Come, let us worship and bow down.
Let us kneel before the Lord our maker,
for he is our God.
We are the people he watches over,
the flock under his care.
If only you would listen to his voice today!
I remember a worship experience I had once; I worshiped without inhibition. I had attended a movie screening with my church and after the movie, there was a mini service where we were prayed for. I remember crying uncontrollably, not because I thought it would make my worship any more pleasing (although I don’t deny that it did), but because I couldn’t not cry. I was in the presence of the Almighty God and I could feel Him there; I really could. He was hugging me, and all of my cares & my worries I left in his arms. I was happy and content. I wish I could have that experience more often, I crave it.

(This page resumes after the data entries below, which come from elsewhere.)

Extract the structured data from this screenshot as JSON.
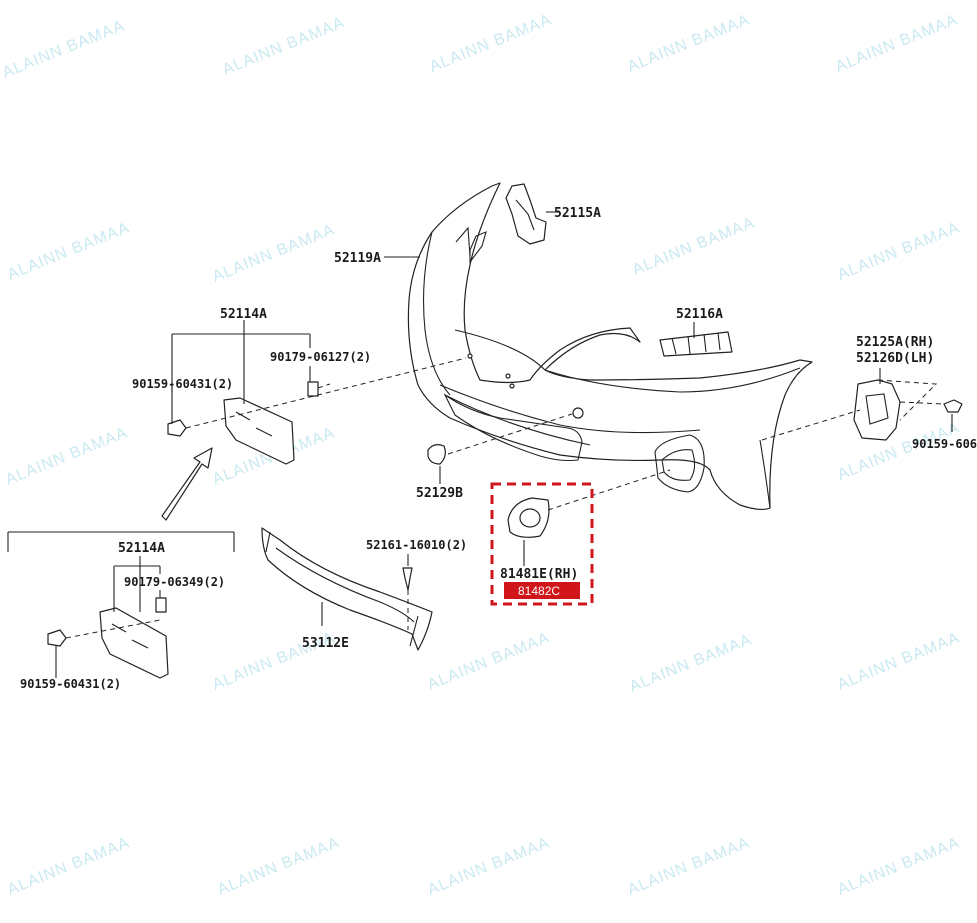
{
  "watermark": "ALAINN BAMAA",
  "parts": {
    "p52115A": "52115A",
    "p52119A": "52119A",
    "p52116A": "52116A",
    "p52114A_top": "52114A",
    "p90179_06127": "90179-06127(2)",
    "p90159_60431_top": "90159-60431(2)",
    "p52125A": "52125A(RH)",
    "p52126D": "52126D(LH)",
    "p90159_606": "90159-606",
    "p52129B": "52129B",
    "p52114A_bottom": "52114A",
    "p90179_06349": "90179-06349(2)",
    "p90159_60431_bottom": "90159-60431(2)",
    "p52161_16010": "52161-16010(2)",
    "p53112E": "53112E",
    "p81481E": "81481E(RH)",
    "p81482C": "81482C"
  },
  "colors": {
    "highlight": "#d0151b",
    "badge_text": "#ffffff",
    "line": "#222222"
  }
}
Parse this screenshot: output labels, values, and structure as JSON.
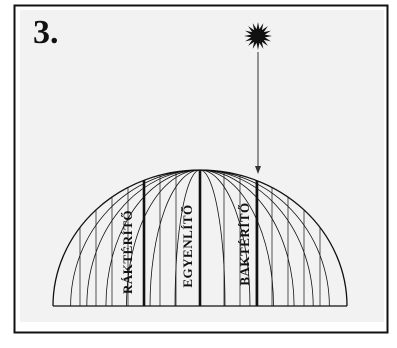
{
  "figure": {
    "number": "3."
  },
  "labels": {
    "tropic_left": "RÁKTÉRÍTŐ",
    "equator": "EGYENLÍTŐ",
    "tropic_right": "BAKTÉRÍTŐ"
  },
  "icons": {
    "sun": "sun-icon"
  },
  "colors": {
    "ink": "#111111",
    "panel": "#f2f2f2",
    "background": "#ffffff"
  }
}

I used to think that before my worship could move God, I had to do “the most”. I felt like I had to wash off of all my sins (which wouldn’t be such a bad thing) but that was becoming the premise to which I worshiped and in the long run, it began to take away from the actual act of worshipping. As a result of this, I began to draw away from God. I started to worship other things, subconsciously of course, because we all know that what/whoever we ascribe ultimate value to is what we are really worshipping.
However, over the past year, I have begun to see worship for what it is. Worship is not something that can be forced, it has to be willfully done. It isn’t also the act of singing praises to God; we can worship in our everyday lives.
I had to make the conscious decision to throw away all premises and just worship. All I decided I was going to do was keep my heart pure. I wasn’t going to sin (at least consciously) and I was going to walk in my faith as a daughter who was already approved by her father, worship was no longer going to be the means to which I sought approval because you see, I now understood that I am approved, I am loved, so I can worship.
What I am trying to say is; there is no perfect worship/worshiper only people who are willing to submit to the truth (Jesus) and its challenges.